The results provide the first convincing explanation for why the area's original inhabitants either left or so abruptly changed their lifestyles. They also help explain the success of farmers who practiced wheat and barley agriculture in the region 300 years later.

Unlike millet, wheat and barley have high frost tolerance and a low-heat requirement, making them ideally suited for the high altitudes and cold weather of eastern Tibet.

Guedes argues this made the two crops an important facet of subsistence immediately after their introduction around 1700 BC.

"Wheat and barley came in at the opportune moment, right when millets were losing their ability to be grown on the Tibetan Plateau," Guedes said.

It was a really exciting pattern to notice.

"The introduction of wheat and barley really enabled Tibetan culture to take the form it has today, and their unique growth patterns may have played a crucial role in the spread of these crops as staples across the vast region of East Asia," she explained.

The ancient millet seeds that fell out of cultivation on the Tibetan Plateau as the climate got colder might soon be useful again as the climate warms up.

"Right now, these millets have almost become forgotten crops. But due to their heat tolerance and high-nutritional value, they may once again be useful resources for a warmer future," Guedes noted.

The new work points to climate cooling as the culprit behind the collapse of early civilisation on the Tibetan Plateau.
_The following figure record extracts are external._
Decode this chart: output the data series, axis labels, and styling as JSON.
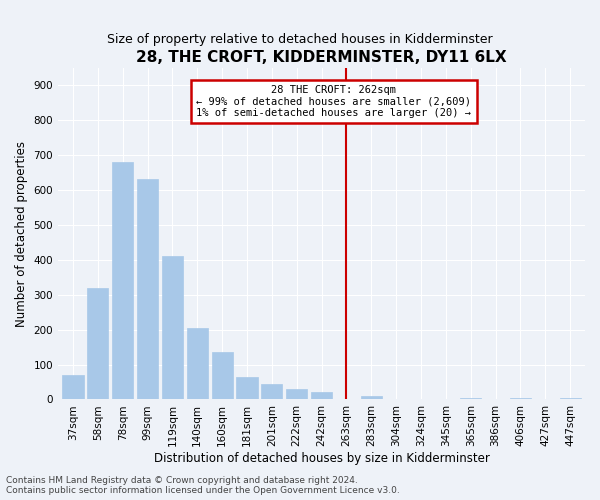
{
  "title": "28, THE CROFT, KIDDERMINSTER, DY11 6LX",
  "subtitle": "Size of property relative to detached houses in Kidderminster",
  "xlabel": "Distribution of detached houses by size in Kidderminster",
  "ylabel": "Number of detached properties",
  "footnote1": "Contains HM Land Registry data © Crown copyright and database right 2024.",
  "footnote2": "Contains public sector information licensed under the Open Government Licence v3.0.",
  "categories": [
    "37sqm",
    "58sqm",
    "78sqm",
    "99sqm",
    "119sqm",
    "140sqm",
    "160sqm",
    "181sqm",
    "201sqm",
    "222sqm",
    "242sqm",
    "263sqm",
    "283sqm",
    "304sqm",
    "324sqm",
    "345sqm",
    "365sqm",
    "386sqm",
    "406sqm",
    "427sqm",
    "447sqm"
  ],
  "values": [
    70,
    320,
    680,
    630,
    410,
    205,
    135,
    65,
    45,
    30,
    20,
    0,
    10,
    0,
    0,
    0,
    5,
    0,
    5,
    0,
    5
  ],
  "bar_color": "#a8c8e8",
  "highlight_index": 11,
  "highlight_color": "#cc0000",
  "annotation_text": "28 THE CROFT: 262sqm\n← 99% of detached houses are smaller (2,609)\n1% of semi-detached houses are larger (20) →",
  "annotation_box_color": "#cc0000",
  "ylim": [
    0,
    950
  ],
  "yticks": [
    0,
    100,
    200,
    300,
    400,
    500,
    600,
    700,
    800,
    900
  ],
  "background_color": "#eef2f8",
  "grid_color": "#ffffff",
  "title_fontsize": 11,
  "subtitle_fontsize": 9,
  "axis_label_fontsize": 8.5,
  "tick_fontsize": 7.5,
  "footnote_fontsize": 6.5
}
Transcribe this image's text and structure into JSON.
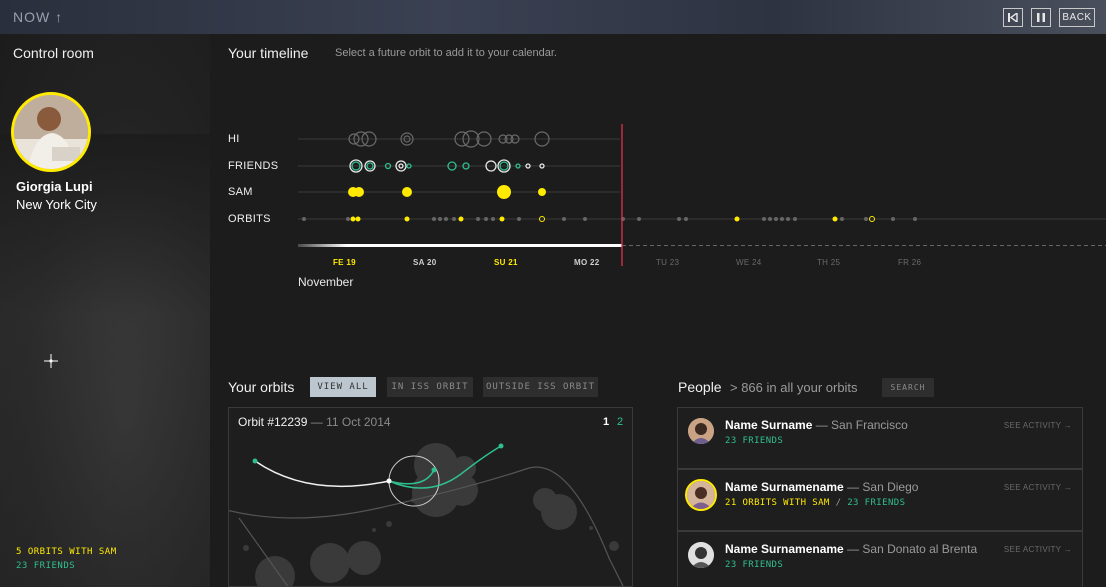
{
  "topbar": {
    "now_label": "NOW ↑",
    "skip_icon": "skip-back-icon",
    "pause_icon": "pause-icon",
    "back_label": "BACK"
  },
  "control_room": {
    "title": "Control room",
    "user_name": "Giorgia Lupi",
    "user_city": "New York City",
    "stat_orbits": "5 ORBITS WITH SAM",
    "stat_friends": "23 FRIENDS"
  },
  "timeline": {
    "title": "Your timeline",
    "hint": "Select a future orbit to add it to your calendar.",
    "rows": [
      "HI",
      "FRIENDS",
      "SAM",
      "ORBITS"
    ],
    "days": [
      {
        "label": "FE 19",
        "past": true,
        "highlight": true
      },
      {
        "label": "SA 20",
        "past": true,
        "highlight": false
      },
      {
        "label": "SU 21",
        "past": true,
        "highlight": true
      },
      {
        "label": "MO 22",
        "past": true,
        "highlight": false
      },
      {
        "label": "TU 23",
        "past": false,
        "highlight": false
      },
      {
        "label": "WE 24",
        "past": false,
        "highlight": false
      },
      {
        "label": "TH 25",
        "past": false,
        "highlight": false
      },
      {
        "label": "FR 26",
        "past": false,
        "highlight": false
      }
    ],
    "month": "November",
    "colors": {
      "yellow": "#ffea00",
      "green": "#2fbf8f",
      "now_line": "#e0304a"
    }
  },
  "orbits": {
    "title": "Your orbits",
    "tabs": [
      "VIEW ALL",
      "IN ISS ORBIT",
      "OUTSIDE ISS ORBIT"
    ],
    "active_tab": "VIEW ALL",
    "card": {
      "orbit_id": "Orbit #12239",
      "date": "— 11 Oct 2014",
      "page_current": "1",
      "page_next": "2"
    }
  },
  "people": {
    "title": "People",
    "subtitle": "> 866 in all your orbits",
    "search_label": "SEARCH",
    "items": [
      {
        "name": "Name Surname",
        "location": "— San Francisco",
        "orbits_with_sam": "",
        "sep": "",
        "friends": "23 FRIENDS",
        "activity": "SEE ACTIVITY →",
        "highlight": false
      },
      {
        "name": "Name Surnamename",
        "location": "— San Diego",
        "orbits_with_sam": "21 ORBITS WITH SAM",
        "sep": "/",
        "friends": "23 FRIENDS",
        "activity": "SEE ACTIVITY →",
        "highlight": true
      },
      {
        "name": "Name Surnamename",
        "location": "— San Donato al Brenta",
        "orbits_with_sam": "",
        "sep": "",
        "friends": "23 FRIENDS",
        "activity": "SEE ACTIVITY →",
        "highlight": false
      }
    ]
  }
}
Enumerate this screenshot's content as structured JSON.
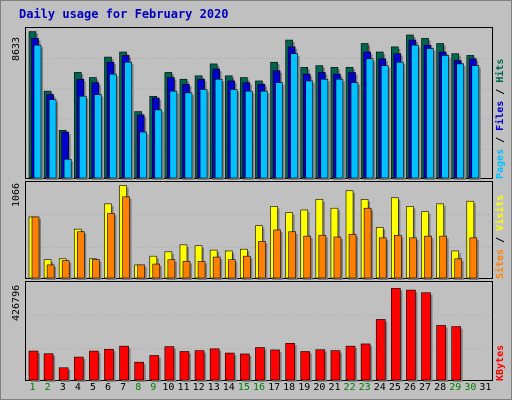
{
  "title": "Daily usage for February 2020",
  "colors": {
    "hits": "#006650",
    "files": "#0000cc",
    "pages": "#00c0ff",
    "visits": "#ffff00",
    "sites": "#ff8000",
    "kbytes": "#ff0000",
    "weekend_day": "#007f00",
    "weekday": "#000000"
  },
  "side_labels": {
    "top": [
      "Pages",
      " / ",
      "Files",
      " / ",
      "Hits"
    ],
    "middle": [
      "Sites",
      " / ",
      "Visits"
    ],
    "bottom": [
      "KBytes"
    ]
  },
  "chart_data": [
    {
      "type": "bar",
      "name": "hits-files-pages",
      "ymax_label": "8633",
      "ylim": [
        0,
        8633
      ],
      "categories": [
        "1",
        "2",
        "3",
        "4",
        "5",
        "6",
        "7",
        "8",
        "9",
        "10",
        "11",
        "12",
        "13",
        "14",
        "15",
        "16",
        "17",
        "18",
        "19",
        "20",
        "21",
        "22",
        "23",
        "24",
        "25",
        "26",
        "27",
        "28",
        "29",
        "30",
        "31"
      ],
      "series": [
        {
          "name": "Hits",
          "values": [
            8600,
            5100,
            2800,
            6200,
            5900,
            7100,
            7400,
            3900,
            4800,
            6200,
            5800,
            6000,
            6700,
            6000,
            5900,
            5700,
            6800,
            8100,
            6500,
            6600,
            6500,
            6500,
            7900,
            7400,
            7700,
            8400,
            8200,
            7900,
            7300,
            7200,
            null
          ]
        },
        {
          "name": "Files",
          "values": [
            8200,
            4900,
            2700,
            5800,
            5600,
            6800,
            7200,
            3700,
            4700,
            5900,
            5500,
            5800,
            6400,
            5700,
            5600,
            5500,
            6300,
            7700,
            6100,
            6200,
            6100,
            6200,
            7400,
            7000,
            7300,
            8100,
            7800,
            7400,
            6900,
            7000,
            null
          ]
        },
        {
          "name": "Pages",
          "values": [
            7800,
            4600,
            1100,
            4800,
            4900,
            6100,
            6800,
            2700,
            4000,
            5100,
            5000,
            5200,
            5800,
            5200,
            5100,
            5100,
            5600,
            7300,
            5700,
            5800,
            5800,
            5600,
            7000,
            6600,
            6800,
            7800,
            7600,
            7200,
            6700,
            6600,
            null
          ]
        }
      ]
    },
    {
      "type": "bar",
      "name": "visits-sites",
      "ymax_label": "1066",
      "ylim": [
        0,
        1066
      ],
      "categories": [
        "1",
        "2",
        "3",
        "4",
        "5",
        "6",
        "7",
        "8",
        "9",
        "10",
        "11",
        "12",
        "13",
        "14",
        "15",
        "16",
        "17",
        "18",
        "19",
        "20",
        "21",
        "22",
        "23",
        "24",
        "25",
        "26",
        "27",
        "28",
        "29",
        "30",
        "31"
      ],
      "series": [
        {
          "name": "Visits",
          "values": [
            700,
            210,
            220,
            560,
            220,
            850,
            1060,
            150,
            250,
            300,
            380,
            370,
            320,
            310,
            330,
            600,
            820,
            750,
            780,
            900,
            800,
            1000,
            900,
            580,
            920,
            820,
            760,
            850,
            310,
            880,
            null
          ]
        },
        {
          "name": "Sites",
          "values": [
            700,
            150,
            200,
            530,
            210,
            740,
            930,
            150,
            160,
            210,
            190,
            190,
            240,
            210,
            250,
            420,
            550,
            530,
            480,
            490,
            470,
            500,
            800,
            460,
            490,
            460,
            480,
            480,
            220,
            460,
            null
          ]
        }
      ]
    },
    {
      "type": "bar",
      "name": "kbytes",
      "ymax_label": "426796",
      "ylim": [
        0,
        426796
      ],
      "categories": [
        "1",
        "2",
        "3",
        "4",
        "5",
        "6",
        "7",
        "8",
        "9",
        "10",
        "11",
        "12",
        "13",
        "14",
        "15",
        "16",
        "17",
        "18",
        "19",
        "20",
        "21",
        "22",
        "23",
        "24",
        "25",
        "26",
        "27",
        "28",
        "29",
        "30",
        "31"
      ],
      "series": [
        {
          "name": "KBytes",
          "values": [
            130000,
            118000,
            55000,
            103000,
            130000,
            138000,
            152000,
            80000,
            110000,
            150000,
            128000,
            132000,
            140000,
            121000,
            117000,
            146000,
            135000,
            165000,
            128000,
            136000,
            132000,
            152000,
            162000,
            272000,
            412000,
            404000,
            392000,
            245000,
            240000,
            null,
            null
          ]
        }
      ]
    }
  ],
  "day_labels": [
    "1",
    "2",
    "3",
    "4",
    "5",
    "6",
    "7",
    "8",
    "9",
    "10",
    "11",
    "12",
    "13",
    "14",
    "15",
    "16",
    "17",
    "18",
    "19",
    "20",
    "21",
    "22",
    "23",
    "24",
    "25",
    "26",
    "27",
    "28",
    "29",
    "30",
    "31"
  ],
  "weekend_days": [
    "1",
    "2",
    "8",
    "9",
    "15",
    "16",
    "22",
    "23",
    "29",
    "30"
  ]
}
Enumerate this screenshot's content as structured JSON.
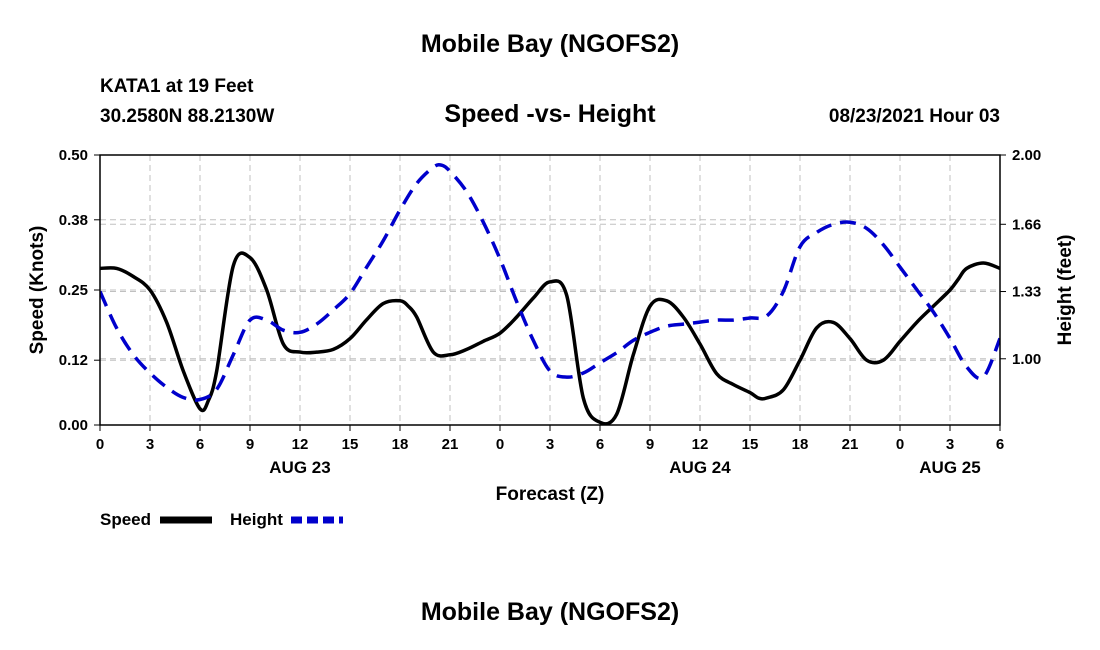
{
  "header": {
    "title_top": "Mobile Bay (NGOFS2)",
    "station": "KATA1 at 19 Feet",
    "coords": "30.2580N  88.2130W",
    "subtitle": "Speed -vs- Height",
    "datetime": "08/23/2021 Hour 03",
    "title_bottom": "Mobile Bay (NGOFS2)"
  },
  "chart_data": {
    "type": "line",
    "title": "Speed -vs- Height",
    "xlabel": "Forecast (Z)",
    "ylabel_left": "Speed (Knots)",
    "ylabel_right": "Height (feet)",
    "x_tick_labels": [
      "0",
      "3",
      "6",
      "9",
      "12",
      "15",
      "18",
      "21",
      "0",
      "3",
      "6",
      "9",
      "12",
      "15",
      "18",
      "21",
      "0",
      "3",
      "6"
    ],
    "date_labels": [
      {
        "label": "AUG 23",
        "hour": 12
      },
      {
        "label": "AUG 24",
        "hour": 36
      },
      {
        "label": "AUG 25",
        "hour": 51
      }
    ],
    "x_range_hours": [
      0,
      54
    ],
    "y_left": {
      "ticks": [
        "0.00",
        "0.12",
        "0.25",
        "0.38",
        "0.50"
      ],
      "ylim": [
        0,
        0.5
      ]
    },
    "y_right": {
      "ticks": [
        "1.00",
        "1.33",
        "1.66",
        "2.00"
      ],
      "ylim": [
        0.675,
        2.0
      ]
    },
    "grid": true,
    "legend_position": "bottom-left",
    "series": [
      {
        "name": "Speed",
        "axis": "left",
        "color": "#000000",
        "style": "solid",
        "x": [
          0,
          1,
          2,
          3,
          4,
          5,
          6,
          6.5,
          7,
          8,
          9,
          10,
          11,
          12,
          13,
          14,
          15,
          16,
          17,
          18,
          18.5,
          19,
          20,
          21,
          22,
          23,
          24,
          25,
          26,
          27,
          28,
          29,
          30,
          31,
          32,
          33,
          34,
          35,
          36,
          37,
          38,
          39,
          39.5,
          40,
          41,
          42,
          43,
          44,
          45,
          46,
          47,
          48,
          49,
          50,
          51,
          51.5,
          52,
          53,
          54
        ],
        "values": [
          0.29,
          0.29,
          0.275,
          0.25,
          0.19,
          0.1,
          0.03,
          0.045,
          0.1,
          0.295,
          0.31,
          0.25,
          0.15,
          0.135,
          0.135,
          0.14,
          0.16,
          0.195,
          0.225,
          0.23,
          0.22,
          0.2,
          0.135,
          0.13,
          0.14,
          0.155,
          0.17,
          0.2,
          0.235,
          0.265,
          0.24,
          0.05,
          0.005,
          0.02,
          0.13,
          0.22,
          0.23,
          0.2,
          0.15,
          0.095,
          0.075,
          0.06,
          0.05,
          0.05,
          0.065,
          0.12,
          0.18,
          0.19,
          0.16,
          0.12,
          0.12,
          0.155,
          0.19,
          0.22,
          0.25,
          0.27,
          0.29,
          0.3,
          0.29
        ]
      },
      {
        "name": "Height",
        "axis": "right",
        "color": "#0000cc",
        "style": "dashed",
        "x": [
          0,
          1,
          2,
          3,
          4,
          5,
          6,
          7,
          8,
          9,
          10,
          11,
          12,
          13,
          14,
          15,
          16,
          17,
          18,
          19,
          20,
          20.5,
          21,
          22,
          23,
          24,
          25,
          26,
          27,
          28,
          29,
          30,
          31,
          32,
          33,
          34,
          35,
          36,
          37,
          38,
          39,
          40,
          41,
          42,
          43,
          44,
          45,
          46,
          47,
          48,
          49,
          50,
          51,
          52,
          53,
          54
        ],
        "values": [
          1.33,
          1.15,
          1.02,
          0.93,
          0.86,
          0.81,
          0.8,
          0.85,
          1.02,
          1.19,
          1.19,
          1.14,
          1.13,
          1.17,
          1.24,
          1.32,
          1.45,
          1.58,
          1.73,
          1.86,
          1.94,
          1.95,
          1.92,
          1.82,
          1.67,
          1.49,
          1.28,
          1.09,
          0.94,
          0.91,
          0.93,
          0.98,
          1.03,
          1.09,
          1.13,
          1.16,
          1.17,
          1.18,
          1.19,
          1.19,
          1.2,
          1.21,
          1.33,
          1.55,
          1.62,
          1.66,
          1.67,
          1.64,
          1.56,
          1.45,
          1.34,
          1.23,
          1.1,
          0.96,
          0.91,
          1.1
        ]
      }
    ]
  }
}
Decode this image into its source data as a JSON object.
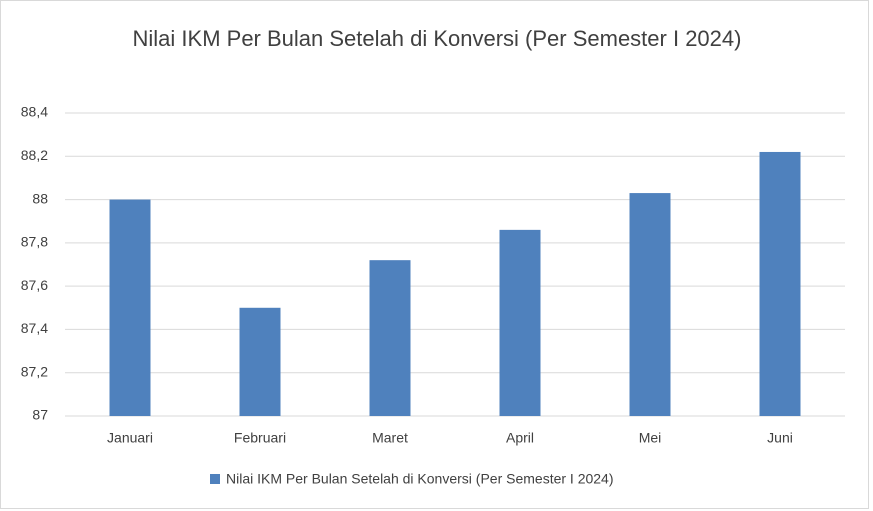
{
  "chart_data": {
    "type": "bar",
    "title": "Nilai IKM Per Bulan Setelah di Konversi (Per Semester I 2024)",
    "categories": [
      "Januari",
      "Februari",
      "Maret",
      "April",
      "Mei",
      "Juni"
    ],
    "series": [
      {
        "name": "Nilai IKM Per Bulan Setelah di Konversi (Per Semester I 2024)",
        "color": "#4f81bd",
        "values": [
          88.0,
          87.5,
          87.72,
          87.86,
          88.03,
          88.22
        ]
      }
    ],
    "ylim": [
      87,
      88.4
    ],
    "yticks": [
      87,
      {
        "value": 87.2,
        "label": "87,2"
      },
      {
        "value": 87.4,
        "label": "87,4"
      },
      {
        "value": 87.6,
        "label": "87,6"
      },
      {
        "value": 87.8,
        "label": "87,8"
      },
      88,
      {
        "value": 88.2,
        "label": "88,2"
      },
      {
        "value": 88.4,
        "label": "88,4"
      }
    ],
    "grid": true,
    "legend": "bottom"
  }
}
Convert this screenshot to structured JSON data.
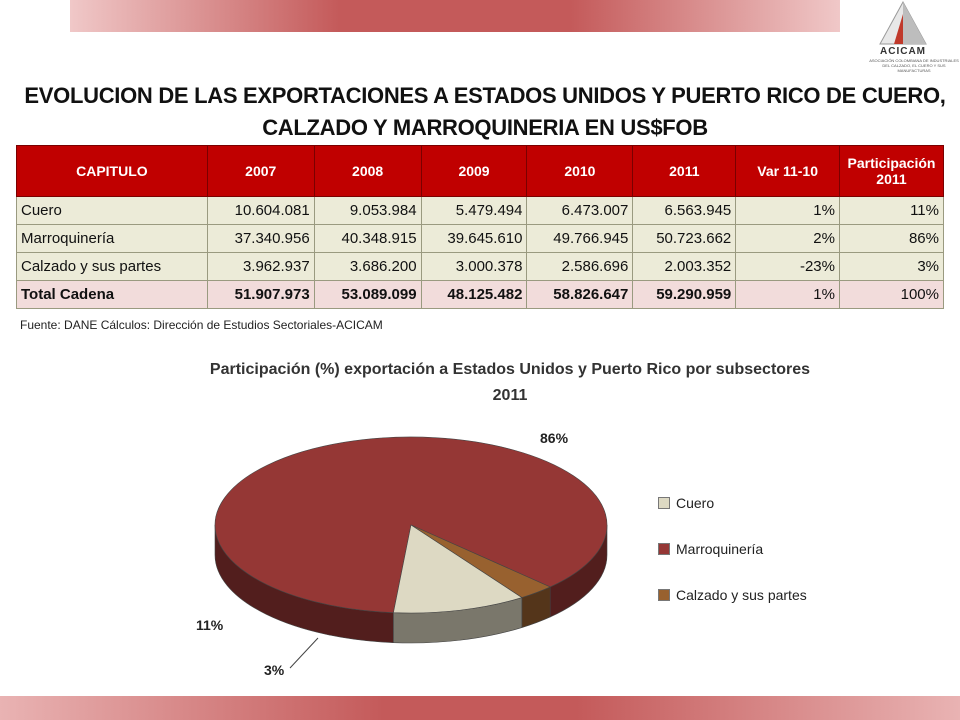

Ironically, the region is today one of the areas experiencing the most rapid climate warming on the planet. There are some areas in the southeastern plateau where temperatures are six degrees Celsius higher than they were 200 years ago.

"So now we have a complete reversal and climate warming is having a big impact on the livelihood of smaller farmers on the Tibetan Plateau," Guedes concluded.

The research appeared in the journal Proceedings of the National Academy of Sciences.